Lane referred to the illegal trade from India through Nepal to satisfy the high demand in China, which has a large growing population and a vibrant economy.

Lane says it is folly to believe one person or a group of people could turn the existing tide in Asia. He says the Asian tiger is doomed.

The population is exploding in the countries where tiger parts are in demand. And 93 percent of the tiger’s original habitat in Asia has been burned or bulldozed and turned into some form of economic development.

The only solution, Lane says, is to transplant tigers and their prey to an undeveloped place where prey also have an equal chance to survive.

Without the poachers and with plenty of prey such as deer and wild pigs, tiger populations would continue to thrive and grow.

Lane is proposing to establish a breeding nucleus of Siberian tigers in Alaska.
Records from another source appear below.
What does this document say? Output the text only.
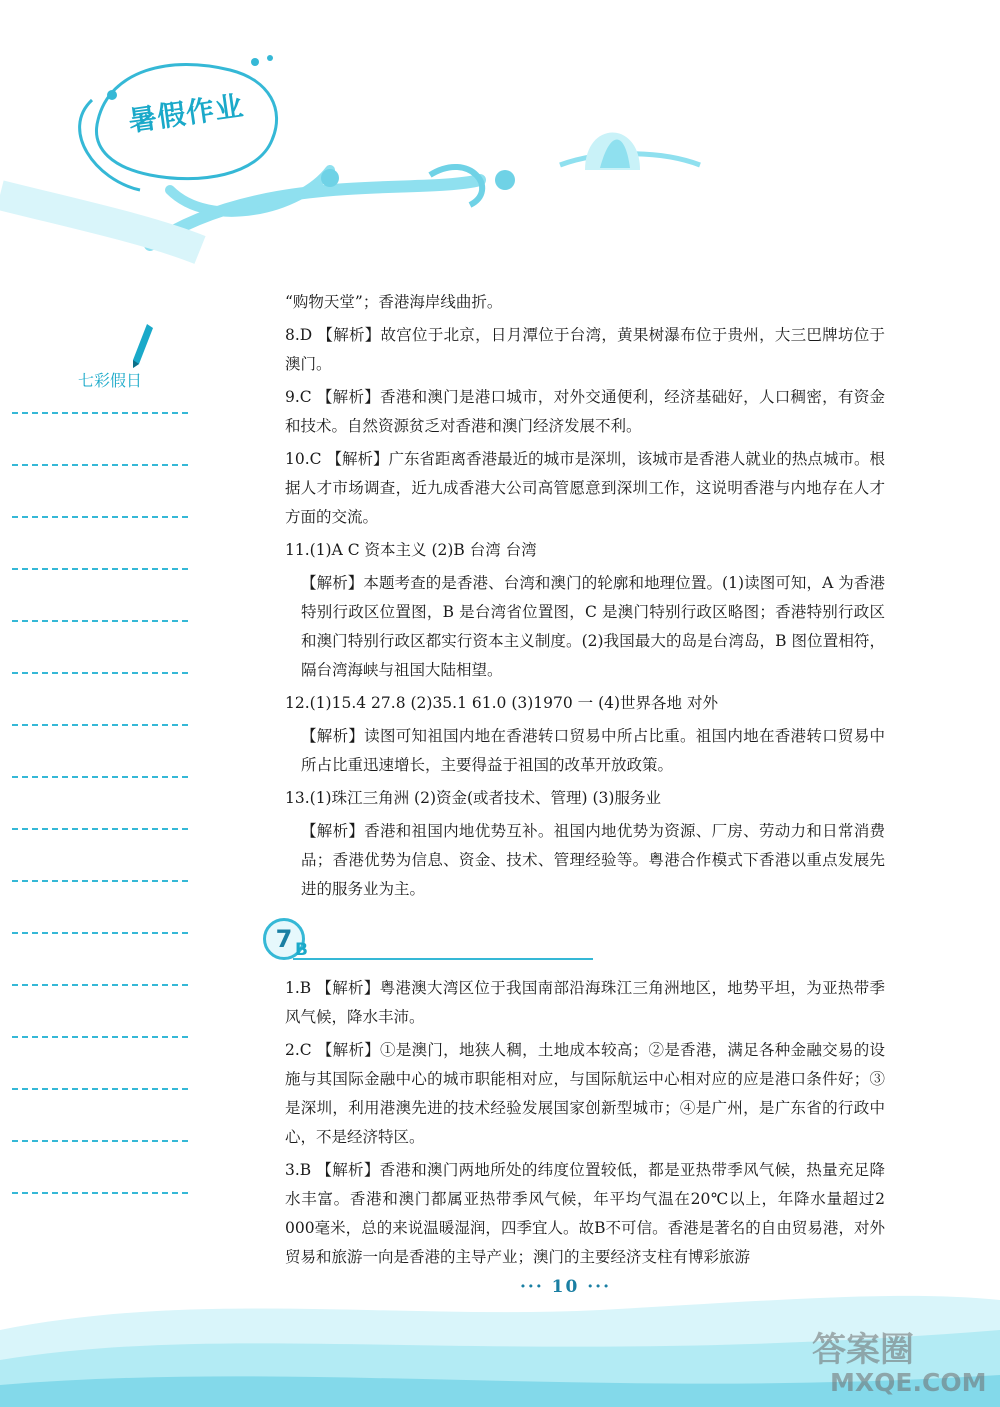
暑假作业
七彩假日

“购物天堂”；香港海岸线曲折。

8.D 【解析】故宫位于北京，日月潭位于台湾，黄果树瀑布位于贵州，大三巴牌坊位于澳门。

9.C 【解析】香港和澳门是港口城市，对外交通便利，经济基础好，人口稠密，有资金和技术。自然资源贫乏对香港和澳门经济发展不利。

10.C 【解析】广东省距离香港最近的城市是深圳，该城市是香港人就业的热点城市。根据人才市场调查，近九成香港大公司高管愿意到深圳工作，这说明香港与内地存在人才方面的交流。

11.(1)A C 资本主义 (2)B 台湾 台湾

【解析】本题考查的是香港、台湾和澳门的轮廓和地理位置。(1)读图可知，A 为香港特别行政区位置图，B 是台湾省位置图，C 是澳门特别行政区略图；香港特别行政区和澳门特别行政区都实行资本主义制度。(2)我国最大的岛是台湾岛，B 图位置相符，隔台湾海峡与祖国大陆相望。

12.(1)15.4 27.8 (2)35.1 61.0 (3)1970 一 (4)世界各地 对外

【解析】读图可知祖国内地在香港转口贸易中所占比重。祖国内地在香港转口贸易中所占比重迅速增长，主要得益于祖国的改革开放政策。

13.(1)珠江三角洲 (2)资金(或者技术、管理) (3)服务业

【解析】香港和祖国内地优势互补。祖国内地优势为资源、厂房、劳动力和日常消费品；香港优势为信息、资金、技术、管理经验等。粤港合作模式下香港以重点发展先进的服务业为主。

7 B

1.B 【解析】粤港澳大湾区位于我国南部沿海珠江三角洲地区，地势平坦，为亚热带季风气候，降水丰沛。

2.C 【解析】①是澳门，地狭人稠，土地成本较高；②是香港，满足各种金融交易的设施与其国际金融中心的城市职能相对应，与国际航运中心相对应的应是港口条件好；③是深圳，利用港澳先进的技术经验发展国家创新型城市；④是广州，是广东省的行政中心，不是经济特区。

3.B 【解析】香港和澳门两地所处的纬度位置较低，都是亚热带季风气候，热量充足降水丰富。香港和澳门都属亚热带季风气候，年平均气温在20℃以上，年降水量超过2 000毫米，总的来说温暖湿润，四季宜人。故B不可信。香港是著名的自由贸易港，对外贸易和旅游一向是香港的主导产业；澳门的主要经济支柱有博彩旅游

··· 10 ···
答案圈
MXQE.COM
He just needs the approval of Alaskan Governor Sean Parnell as well as Daniel M. Ashe, international affairs office of the U.S. Fish and Wildlife Service and Sergey Donskoy, ministry of natural resources and environment of the Russian Federation, part of the government of President Vladimir Putin.

To that end, Lane has established an online petition through that is being sent to these leaders when people place their name on the petition as a statement they are in favor of the transplanting concept.

Local residents who come to Lane’s meeting this Saturday afternoon will benefit with knowledge from his research, see a video on the Bengal tiger and learn how to join the online petition.

Attendance also will give everyone an opportunity to join an effort to save one species of tiger in the United States, where laws are better enforced and tiger-killing gangs do not exist.

At this meeting also, Lane wants to make a moral argument.

“(Saving wild tigers) is the right thing to do,” he said. “We have to stop killing our way across this planet.”